Tuesday, April 22, 2014

Why Heartbleed Happened

Originally published on Kupeesh!

So what's up with all this HeartBleed nonsense?

What could possibly be behind the greatest crisis in Internet security since the invention of phishing emails?
How could this possibly happen?  What could possibly jeopardize the security of thousands of websites and secure services we take for granted like Google, Tumblr and even banking sites?

I have an easy answer and it points right back to the Achilles heel of Open Source. 

While proponents will argue the merits of solutions that don't come from commercial sources the one inescapable fact of Open Source software is that it's developed under mob rule.

Therein lies the problem. 

While nobody questions the benefits of Open Source software like cost and ease of customization, proponents tend to gloss over the fact that some projects are better managed than others.

Take the case of OpenSSL.  It's the foundation for thousands of web services like Google, Yahoo and even your bank.   Except that somebody wasn't minding the store and for two years the mechanism that was supposed to secure your communications...didn't.

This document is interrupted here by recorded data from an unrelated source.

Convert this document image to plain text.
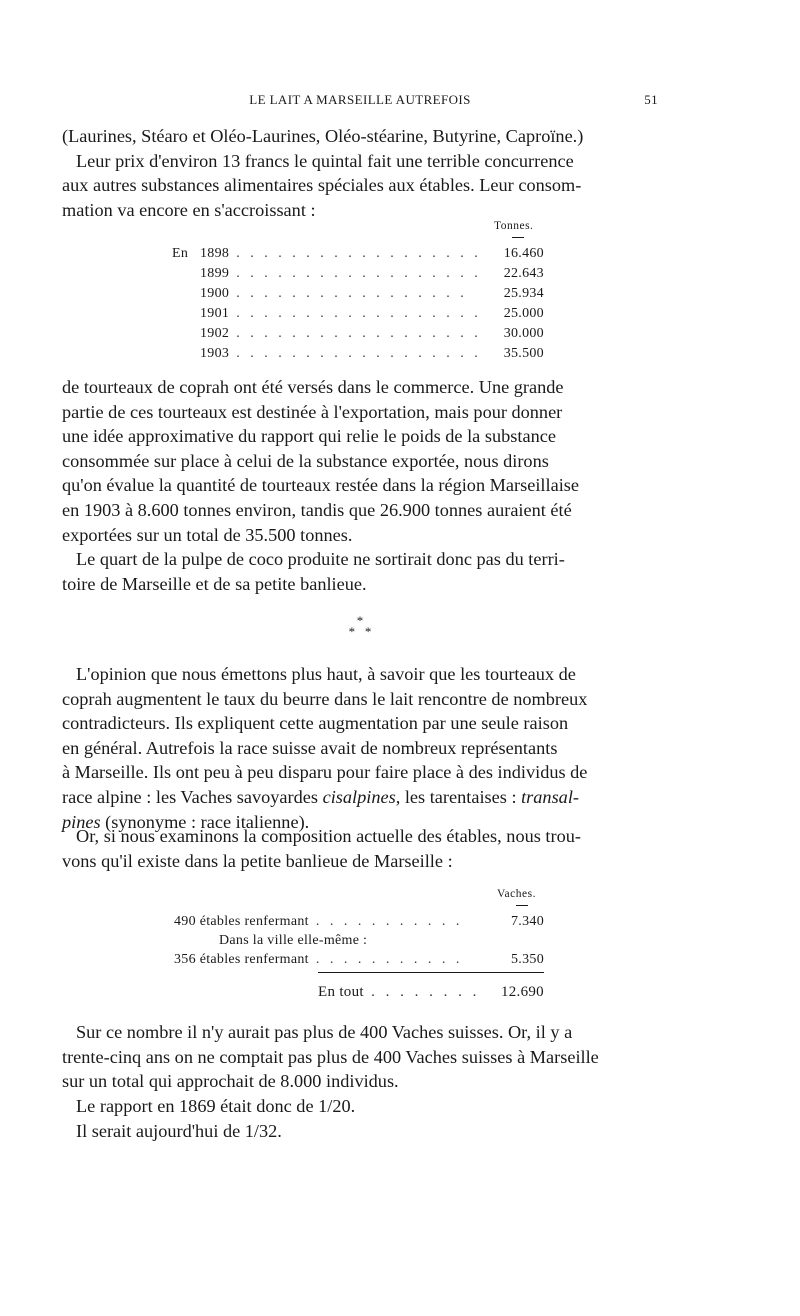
LE LAIT A MARSEILLE AUTREFOIS	51
(Laurines, Stéaro et Oléo-Laurines, Oléo-stéarine, Butyrine, Caproïne.)
Leur prix d'environ 13 francs le quintal fait une terrible concurrence
aux autres substances alimentaires spéciales aux étables. Leur consom-
mation va encore en s'accroissant :
Tonnes.
En 1898 . . . . . . . . . . . . . . . . . . 16.460
1899 . . . . . . . . . . . . . . . . . . 22.643
1900 . . . . . . . . . . . . . . . . .	25.934
1901 . . . . . . . . . . . . . . . . . . 25.000
1902 . . . . . . . . . . . . . . . . . . 30.000
1903 . . . . . . . . . . . . . . . . . . 35.500
de tourteaux de coprah ont été versés dans le commerce. Une grande
partie de ces tourteaux est destinée à l'exportation, mais pour donner
une idée approximative du rapport qui relie le poids de la substance
consommée sur place à celui de la substance exportée, nous dirons
qu'on évalue la quantité de tourteaux restée dans la région Marseillaise
en 1903 à 8.600 tonnes environ, tandis que 26.900 tonnes auraient été
exportées sur un total de 35.500 tonnes.
Le quart de la pulpe de coco produite ne sortirait donc pas du terri-
toire de Marseille et de sa petite banlieue.
*
*   *
L'opinion que nous émettons plus haut, à savoir que les tourteaux de
coprah augmentent le taux du beurre dans le lait rencontre de nombreux
contradicteurs. Ils expliquent cette augmentation par une seule raison
en général. Autrefois la race suisse avait de nombreux représentants
à Marseille. Ils ont peu à peu disparu pour faire place à des individus de
race alpine : les Vaches savoyardes cisalpines, les tarentaises : transal-
pines (synonyme : race italienne).
Or, si nous examinons la composition actuelle des étables, nous trou-
vons qu'il existe dans la petite banlieue de Marseille :
Vaches.
490 étables renfermant . . . . . . . . . . .	7.340
Dans la ville elle-même :
356 étables renfermant . . . . . . . . . . .	5.350
En tout . . . . . . . . 12.690
Sur ce nombre il n'y aurait pas plus de 400 Vaches suisses. Or, il y a
trente-cinq ans on ne comptait pas plus de 400 Vaches suisses à Marseille
sur un total qui approchait de 8.000 individus.
Le rapport en 1869 était donc de 1/20.
Il serait aujourd'hui de 1/32.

The flaw was inadvertently discovered by Google's Neel Mehta during a routine security sweep but the flaw had been in existence for 2 years.  Overlooked by one of OpenSSL's core developers, Stephen N. Henson, the vulnerability came as the result of additional but apparently untested new functionality known as a Heartbeat for OpenSSL.  The functionality was supposed to function as little more than an "I'm still here!" beacon to whatever service you're connected to.  

The short of it is this...

The problem comes from not bothering to check that what's sent matches what was requested.  A crafty hacker can take advantage by continually sending heartbeat requests claiming to be of a certain size but not actually being that size.  The server dutifully responds by sending back a response of the claimed size to the client and inadvertently dumping the contents of its memory to fill the otherwise empty space of the response.  The contents of which have been shown to contain user credentials among other compromised information.

It's apparently a simple fix but it's taken two years for anyone to notice. 

Meanwhile, nobody knows how long the bad guys have been aware of the flaw.  How can something like this get by the supposed vigilance of security gurus and major corporations alike? 
I can tell you how, it's endemic, it's cultural and it's arrogance...

It's a misguided belief that oversight of a product is best left to a community regardless of its qualifications to do so.  A community that frequently finds itself more concerned with the technical wizardry of its products than the users who deploy them

It's the same mindset that's kept other Open Source offerings like Linux in the shadows of Windows.  Let's be honest here.  You can only stomach so many unintelligible whitepapers or narcissistic support forum posts before you just give up.  The inmates are indeed running the asylum...

Heartbleed shines a light on the failure of the Open Source community in that it lays open the lack of even the most basic oversight of a critical and widely used service.  It's not so much about the failure of OpenSSL but rather that nobody including its chief stewards noticed the problem for two years.

This is nothing less than a reality check on the entire Open Source community.  One that should be raising questions in anyone that relies on their wares.